Eliza Andrews, 7, and her sister Adela, 5, set up a lemonade stand to earn money for summer camp.  They had been selling lemonade for $1 a glass from their front lawn for a couple of weeks, but then, like true entrepreneurs, they decided to change the location in order to increase their sales.

That's where they went afoul of Canada's bureaucrats.  They set up shop on federal land, which means they needed a permit.  Some passerby apparently snitched, because before too long, an agent working for the National Capital Commission showed up and shut them down.

It was headline news across the country.  But the little girls and their father are having trouble with the byzantine paperwork they have to complete in order to get the permit.

Guardian:

“They were polite, but said we had to pack up and leave,” Kurtis Andrews, the father of the two girls, told the Toronto Star. His offer to pay for a permit on the spot yielded no compromise. “For a couple of kids, it’s kind of intimidating, with the flashing lights and guy in black uniform.”

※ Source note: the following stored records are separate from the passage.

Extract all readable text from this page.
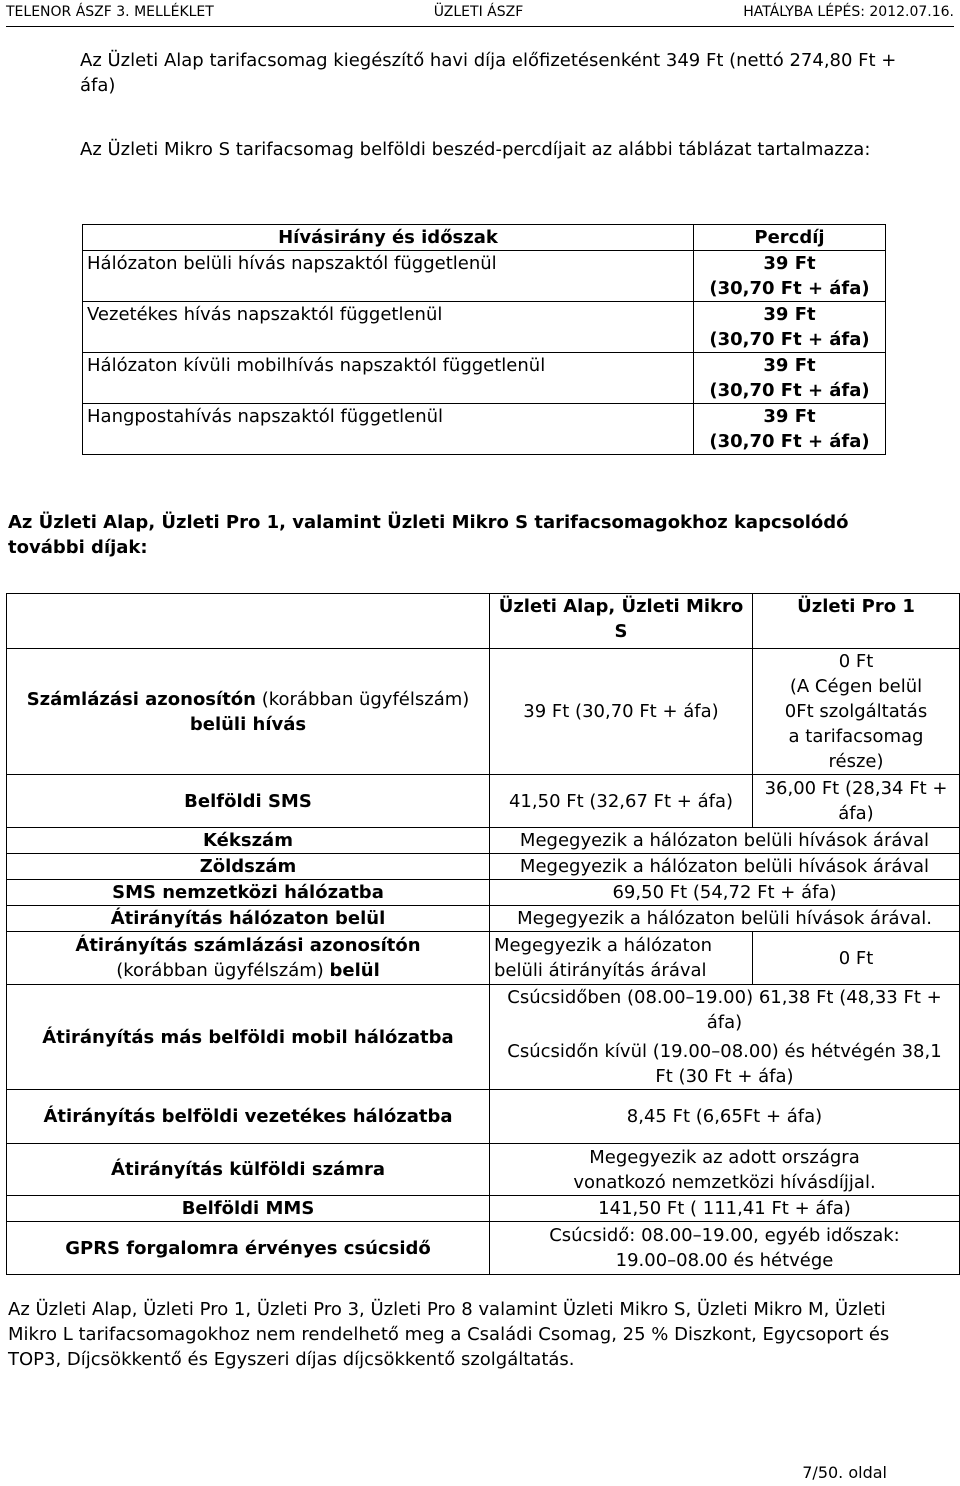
TELENOR ÁSZF 3. MELLÉKLET	ÜZLETI ÁSZF	HATÁLYBA LÉPÉS: 2012.07.16.

Az Üzleti Alap tarifacsomag kiegészítő havi díja előfizetésenként 349 Ft (nettó 274,80 Ft + áfa)

Az Üzleti Mikro S tarifacsomag belföldi beszéd-percdíjait az alábbi táblázat tartalmazza:

Hívásirány és időszak	Percdíj
Hálózaton belüli hívás napszaktól függetlenül	39 Ft
(30,70 Ft + áfa)

Vezetékes hívás napszaktól függetlenül	39 Ft
(30,70 Ft + áfa)

Hálózaton kívüli mobilhívás napszaktól függetlenül	39 Ft
(30,70 Ft + áfa)

Hangpostahívás napszaktól függetlenül	39 Ft
(30,70 Ft + áfa)

Az Üzleti Alap, Üzleti Pro 1, valamint Üzleti Mikro S tarifacsomagokhoz kapcsolódó további díjak:

	Üzleti Alap, Üzleti Mikro S	Üzleti Pro 1
Számlázási azonosítón (korábban ügyfélszám) belüli hívás	39 Ft (30,70 Ft + áfa)	0 Ft
(A Cégen belül 0Ft szolgáltatás a tarifacsomag része)

Belföldi SMS	41,50 Ft (32,67 Ft + áfa)	36,00 Ft (28,34 Ft + áfa)
Kékszám	Megegyezik a hálózaton belüli hívások árával	
Zöldszám	Megegyezik a hálózaton belüli hívások árával	
SMS nemzetközi hálózatba	69,50 Ft (54,72 Ft + áfa)	
Átirányítás hálózaton belül	Megegyezik a hálózaton belüli hívások árával.	

Átirányítás számlázási azonosítón
(korábban ügyfélszám) belül	Megegyezik a hálózaton belüli átirányítás árával	0 Ft
Átirányítás más belföldi mobil hálózatba	Csúcsidőben (08.00–19.00) 61,38 Ft (48,33 Ft + áfa)
Csúcsidőn kívül (19.00–08.00) és hétvégén 38,1 Ft (30 Ft + áfa)	

Átirányítás belföldi vezetékes hálózatba	8,45 Ft (6,65Ft + áfa)	
Átirányítás külföldi számra	Megegyezik az adott országra vonatkozó nemzetközi hívásdíjjal.	
Belföldi MMS	141,50 Ft ( 111,41 Ft + áfa)	
GPRS forgalomra érvényes csúcsidő	Csúcsidő: 08.00–19.00, egyéb időszak: 19.00–08.00 és hétvége	

Az Üzleti Alap, Üzleti Pro 1, Üzleti Pro 3, Üzleti Pro 8 valamint Üzleti Mikro S, Üzleti Mikro M, Üzleti Mikro L tarifacsomagokhoz nem rendelhető meg a Családi Csomag, 25 % Diszkont, Egycsoport és TOP3, Díjcsökkentő és Egyszeri díjas díjcsökkentő szolgáltatás.

7/50. oldal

First reported by the Canadian Broadcasting Corporation, the story made headlines across Canada. Many on social media took aim at Ottawa – playfully rehashing the capital’s reputation as the “city that fun forgot” – while several Conservative politicians seized on the story as an example of how government overreach can strangle entrepreneurship.

On Monday, the Andrews visited the federal agency to apply for a permit. Perhaps conscious of the many who had framed the girls’ foray into Ottawa’s byzantine bureaucracy as a struggle of David against Goliath, an agency spokesperson apologised to the young entrepreneurs and offered to waive the C$35 permit fee.

In a later statement, the agency defended its earlier actions and made it clear that no exceptions would be made for the girls. “Given the location of the lemonade stand, the Conservation Officer acted in good faith in applying the federal land use rules in place.”

The situation could have been handled differently, it acknowledged. “Children’s lemonade stands are a time-honoured summer tradition that contributes to a lively capital and the NCC wants to encourage these activities whenever possible.” Officials said the girls’ permit application would be likely expedited so that they could have the stand up and running by this weekend.

The timeline was questioned by the girls’ father who pointed to the magnitude of paperwork being demanded for the stand. “The girls can’t provide proof of insurance. They can’t provide a site map. And so on and so forth,” he told CTV News. “So I expect that there’s going to have to be some ... modification of the normal bureaucracy here.”

In recent years, there has been an explosion of rules and laws requiring permits or licenses for just about anything.  The excuse is that regulating everything makes the public safer.  In fact, the rules are designed for the purpose of controlling people. 

The Obama administration has made it illegal for individuals to put on garage sales, fearing that some of the old consumer products being sold are unsafe.  Selling any food or drink without a permit (and a certificate from the local department of health) is also illegal. 

There have been millions of children over many generations who set up lemonade stands to earn a little summer cash.  Most of the time, the profits are drunk.  But the lesson in the value of a dollar and simple, basic business practices served most of us well later in life.

The government can't abide that sort of independence.  The means of control are applied whether you're 5 or 105.